Editing: hard work but someone’s got to do it

You may have noticed I keep banging on about the Debut Dagger and my possible entry to it. This is partly because talking (or writing) about doing it is much easier than the bit I should be doing: editing.

We all know editing’s a necessary part of writing, but it’s not always seen as the fun part, the rewarding part. So much more pleasant to rack up that wordcount (look at the popularity of NaNoWriMo) than make anything properly finished out of it. I was seduced by rising wordcount in 2011; in the second half of the year I wrote over 80,000 words of detective novel and believe me, it felt good. I can point to the wordcount graph (what do you expect from someone who used to read Physics World?) with its steep slopes or steady inclines, or I can point to the pile of first draft pages (or I could if I’d printed them all out) and anyone can see what it is I’ve been doing.

Not so in this phase. I spend hours working and either have the same number of words, or less than I started with. I write copious notes about scenes to be slotted in, conversations to be staged between characters, facts that have been lost. But I can’t point to any concrete achievement. The first chapter may be substantially better than when I sat down half an hour ago (such is the plan, anyway) but at a casual glance it looks no different. The synopsis (of which possibly more later) is growing but only agonisingly slowly, and anyway it’s a synopsis, it doesn’t count as writing.

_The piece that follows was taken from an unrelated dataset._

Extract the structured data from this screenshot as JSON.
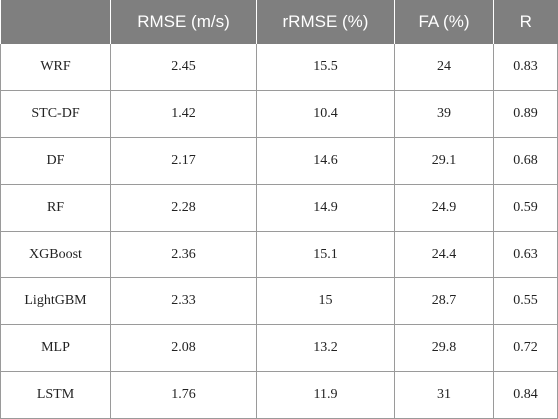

It’s at this point that I need to remind myself (and may as well also remind any fellow writers reading this – think of it as a bargain from the January sales) that this is the crucial bit, the bit that makes the difference between tens of thousands of coherent words on a related subject, and a novel. As I proved last summer and autumn, it’s not as hard as you think it’s going to be, to sit down regularly and gradually amass enough words to fill a couple of hundred paperback pages. Unless you edit ruthlessly, however, it will never be a novel. There is nothing for it but to knuckle down, with only a cup of tea and the faint hope of future pride to keep you going.